»Ich glaube, wir sollten das machen!«

Basti & Benny vom Rotdorn sprachen mit Stefan Liebich über den schwierigen Gründungsprozess der Linkspartei, rot-rote Regierungsarbeit in Berlin und Konzepte linker Politik.

Wie beurteilst du deine Gegenkandidaten, die Herren Nooke und Thierse?

Wolfgang Thierse und Günter Nooke machen schon sehr lange im Bundestag Politik. Ich kann sie anhand dessen beurteilen, was sie dort beschlossen haben. Dazu gehört für mich zu allererst die Einschränkung von Bürgerrechten, die Hartz Gesetze mit unterschiedlichen Regelsätzen des Arbeitslogengeldes?II in Ost und West. Ich finde, dass das keine vernünftige Vertretung in Pankow, Prenzlauer Berg und Weißensee ist.

Du hast dich kritisch zu eurem Partner in der Linkspartei geäußert. Siehst du nicht auch, dass dieses Projekt die notwendige Alternative zu Rot-Grün und Schwarz-Gelb sein muss?

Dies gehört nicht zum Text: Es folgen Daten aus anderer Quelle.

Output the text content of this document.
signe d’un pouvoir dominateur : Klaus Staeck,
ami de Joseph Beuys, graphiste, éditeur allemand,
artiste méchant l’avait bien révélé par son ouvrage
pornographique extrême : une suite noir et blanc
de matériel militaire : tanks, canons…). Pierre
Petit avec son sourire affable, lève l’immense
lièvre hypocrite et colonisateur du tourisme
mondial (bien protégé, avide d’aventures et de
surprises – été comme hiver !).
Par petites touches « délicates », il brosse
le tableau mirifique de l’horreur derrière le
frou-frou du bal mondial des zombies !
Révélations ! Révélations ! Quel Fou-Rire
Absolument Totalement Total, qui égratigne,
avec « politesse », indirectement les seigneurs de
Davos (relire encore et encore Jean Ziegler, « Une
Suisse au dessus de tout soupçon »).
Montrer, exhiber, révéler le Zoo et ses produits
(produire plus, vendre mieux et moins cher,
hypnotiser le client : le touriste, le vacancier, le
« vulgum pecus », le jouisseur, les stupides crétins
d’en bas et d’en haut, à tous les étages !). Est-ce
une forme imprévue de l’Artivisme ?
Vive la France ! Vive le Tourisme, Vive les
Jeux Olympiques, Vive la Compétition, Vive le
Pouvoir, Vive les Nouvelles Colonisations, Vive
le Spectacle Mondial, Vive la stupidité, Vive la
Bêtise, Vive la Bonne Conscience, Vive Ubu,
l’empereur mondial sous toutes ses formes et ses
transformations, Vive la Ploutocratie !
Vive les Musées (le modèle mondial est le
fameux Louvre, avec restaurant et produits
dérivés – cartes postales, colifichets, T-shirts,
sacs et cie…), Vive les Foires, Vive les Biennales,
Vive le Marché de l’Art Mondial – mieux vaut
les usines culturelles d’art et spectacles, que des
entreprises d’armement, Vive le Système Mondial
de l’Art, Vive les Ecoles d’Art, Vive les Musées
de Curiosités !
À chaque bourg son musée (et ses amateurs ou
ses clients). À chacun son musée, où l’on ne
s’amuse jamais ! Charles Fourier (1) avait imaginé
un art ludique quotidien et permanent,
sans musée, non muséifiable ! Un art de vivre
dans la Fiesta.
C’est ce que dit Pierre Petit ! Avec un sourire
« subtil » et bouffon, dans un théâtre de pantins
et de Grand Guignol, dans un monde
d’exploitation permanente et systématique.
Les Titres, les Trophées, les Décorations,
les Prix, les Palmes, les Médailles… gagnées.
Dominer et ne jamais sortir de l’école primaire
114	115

Absolut ist das so, und darum finde ich, dass es deutschlandweit ein richtiges Projekt ist. Ich glaube, wir sollten das machen! Darum habe ich auf dem Bundesparteitag für die Umbenennung in Die Linkspartei geworben. Dieser Beschluss wurde mit deutlicher Mehrheit so gefasst. Das Problem auf das ich mich bezogen habe, war ein konkretes in Berlin. Da war es zuerst so, dass die WASG sich zu allererst in Kritik an der PDS gegründet hat. Das macht es ein bisschen schwer mit einem Partner zusammenzuarbeiten, der bei der nächsten Wahl gegen einen antritt ist es nicht ganz einfach.

Aber es braucht eine starke Linke, gerade im Bund?!

Ja, und darum ist es gut, dass es dieses Projekt gibt. Darum werden wir das auch in Berlin hinkriegen. Da müssen wir unsere persönlichen Bauchschmerzen ein bisschen zurückstellen. Das gilt für uns wie für die Wahlalternative. Darum bemühen wir uns auch.

Welche Programmatik vertritt die PDS in Bezug auf Studiengebühren?

Die PDS ist gegen Studiengebühren; das haben wir in unserem Wahlprogramm noch einmal festgeschrieben. Das gilt für die gesamte PDS. Sollte jetzt die gewitzte Nachfrage kommen, wieso wir in Berlin über Studienkonten gesprochen haben, antworte ich gleich: Unsere Debatte hier war ein Versuch Studiengebühren zu verhindern, wie sie jetzt in einigen Bundesländern kommen. Da hat sich die Partei aber anders entschieden. Deshalb bleibt es in Berlin dabei, das sich an den bisherigen Regeln solange wir in der Regierung sind nichts ändern wird.

Was sagst du PDS-Wählern, die von einigen Entscheidungen des Rot-Roten Senates in Berlin enttäuscht sind?

Ich versuche das dann ganz konkret zu diskutieren. Ich weiß das ja, es ist am Anfang nach den letzten Wahlen 2001 sehr schnell mit den Umfragen runter gegangen von 22% bis auf dramatische 9%. Da hängt natürlich damit zusammen, dass sich viele Menschen mehr gewünscht haben und mehr von uns erwartet haben von uns. Da muss man darüber diskutieren, warum einzelne Entscheidungen gefallen sind. Da muss man entscheiden, ob es trotzdem sinnvoll ist, das die PDS in der Regierung ist. Ich glaube aber, dass es uns in der letzten Zeit aber deutlich besser gelungen ist, deutlich zu machen, anders zu machen als die SPD. Beispielsweise bei unseren Protesten gegen die Hartz Gesetze. Beispielsweise dadurch, dass wir das Sozialticket wieder eingeführt haben, dass es jetzt auch ein Kulturticket für 3 € für sozial Schwache gibt. Ich denke, dass sind Punkte, an denen wir deutlich machen, dass wir das soziale Gewissen sind. Wir kommen auch nicht darum herum schwierige Rahmenbedingungen zu berücksichtigen.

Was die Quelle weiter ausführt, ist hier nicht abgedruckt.